Scientific classification
- Kingdom: Animalia
- Phylum: Arthropoda
- Subphylum: Chelicerata
- Class: Arachnida
- Order: Araneae
- Infraorder: Araneomorphae
- Family: Lycosidae
- Genus: Sosippus
- Species: S. placidus
- Binomial name: Sosippus placidus Brady, 1972
- Synonyms: Sosippus mimus (misidentified)

= Lake Placid funnel wolf spider =

- Authority: Brady, 1972
- Conservation status: VU
- Synonyms: Sosippus mimus (misidentified)

Species of spider

The Lake Placid funnel wolf spider (Sosippus placidus) is a species of spider in the family Lycosidae.

It is endemic to Florida scrub habitats in Highlands County, Florida, United States.

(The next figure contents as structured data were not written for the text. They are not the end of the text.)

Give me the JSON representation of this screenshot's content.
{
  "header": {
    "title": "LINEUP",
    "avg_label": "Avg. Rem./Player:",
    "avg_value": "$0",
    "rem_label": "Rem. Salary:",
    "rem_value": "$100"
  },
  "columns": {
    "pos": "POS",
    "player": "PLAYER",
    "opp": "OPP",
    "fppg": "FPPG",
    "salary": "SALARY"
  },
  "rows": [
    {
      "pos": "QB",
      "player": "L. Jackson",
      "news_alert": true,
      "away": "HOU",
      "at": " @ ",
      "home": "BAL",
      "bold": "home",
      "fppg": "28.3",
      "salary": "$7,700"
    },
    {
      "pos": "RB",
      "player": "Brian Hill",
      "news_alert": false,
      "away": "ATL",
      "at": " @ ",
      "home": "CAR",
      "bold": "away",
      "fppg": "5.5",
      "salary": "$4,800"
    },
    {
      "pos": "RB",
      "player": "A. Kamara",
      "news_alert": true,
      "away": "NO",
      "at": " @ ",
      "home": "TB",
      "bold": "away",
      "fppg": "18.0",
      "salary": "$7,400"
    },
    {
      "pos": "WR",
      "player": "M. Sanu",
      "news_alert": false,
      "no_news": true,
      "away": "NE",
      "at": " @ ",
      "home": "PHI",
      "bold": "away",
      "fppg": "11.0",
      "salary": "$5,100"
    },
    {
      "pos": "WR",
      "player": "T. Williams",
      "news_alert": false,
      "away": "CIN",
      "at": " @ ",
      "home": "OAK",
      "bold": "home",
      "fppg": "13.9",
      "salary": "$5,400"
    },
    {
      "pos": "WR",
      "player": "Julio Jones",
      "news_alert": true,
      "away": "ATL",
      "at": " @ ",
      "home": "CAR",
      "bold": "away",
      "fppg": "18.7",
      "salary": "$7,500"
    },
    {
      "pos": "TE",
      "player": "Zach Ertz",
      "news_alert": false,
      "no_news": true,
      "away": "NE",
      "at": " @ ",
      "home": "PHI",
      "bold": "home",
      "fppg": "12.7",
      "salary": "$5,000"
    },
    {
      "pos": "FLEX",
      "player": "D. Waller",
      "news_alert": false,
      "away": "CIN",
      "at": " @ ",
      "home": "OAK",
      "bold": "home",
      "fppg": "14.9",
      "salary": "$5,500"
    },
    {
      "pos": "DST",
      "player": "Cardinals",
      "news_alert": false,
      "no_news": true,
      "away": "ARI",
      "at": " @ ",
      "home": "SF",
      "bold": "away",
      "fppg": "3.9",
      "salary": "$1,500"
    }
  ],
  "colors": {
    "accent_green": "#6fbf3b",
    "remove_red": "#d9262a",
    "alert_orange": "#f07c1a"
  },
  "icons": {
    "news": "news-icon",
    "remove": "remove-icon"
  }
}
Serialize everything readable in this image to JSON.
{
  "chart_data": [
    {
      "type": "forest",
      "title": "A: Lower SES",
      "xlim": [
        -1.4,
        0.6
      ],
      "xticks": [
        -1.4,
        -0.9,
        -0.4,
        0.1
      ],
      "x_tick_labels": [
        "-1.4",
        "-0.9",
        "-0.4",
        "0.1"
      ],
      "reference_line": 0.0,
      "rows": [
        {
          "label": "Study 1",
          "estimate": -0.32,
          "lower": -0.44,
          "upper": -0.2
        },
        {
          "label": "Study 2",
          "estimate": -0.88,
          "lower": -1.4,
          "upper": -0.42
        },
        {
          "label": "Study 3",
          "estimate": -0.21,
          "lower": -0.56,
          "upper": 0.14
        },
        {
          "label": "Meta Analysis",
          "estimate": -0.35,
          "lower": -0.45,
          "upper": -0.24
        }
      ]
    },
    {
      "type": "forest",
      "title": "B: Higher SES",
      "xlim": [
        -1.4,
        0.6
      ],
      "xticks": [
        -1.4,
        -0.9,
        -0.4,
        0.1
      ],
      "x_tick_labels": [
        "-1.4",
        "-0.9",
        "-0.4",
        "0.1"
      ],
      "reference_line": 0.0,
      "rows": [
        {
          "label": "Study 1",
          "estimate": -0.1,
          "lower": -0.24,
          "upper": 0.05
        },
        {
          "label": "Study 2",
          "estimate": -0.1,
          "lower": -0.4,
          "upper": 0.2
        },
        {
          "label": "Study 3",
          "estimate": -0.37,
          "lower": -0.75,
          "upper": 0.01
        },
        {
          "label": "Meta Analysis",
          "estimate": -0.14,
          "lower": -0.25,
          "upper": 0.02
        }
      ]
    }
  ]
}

Their limited distribution appears to be similar to that of several other notable Florida scrub arthropods.

==Conservation==
The species is threatened by its restricted habitat requirements, further enhanced by its status as a gap specialist, requiring open-canopy sandy exposures which can become vanishingly rare as a result of fire-suppression and land mismanagement. It also seems to have limited dispersal abilities, so extirpations are unlikely to be reversed without human-assisted reintroductions.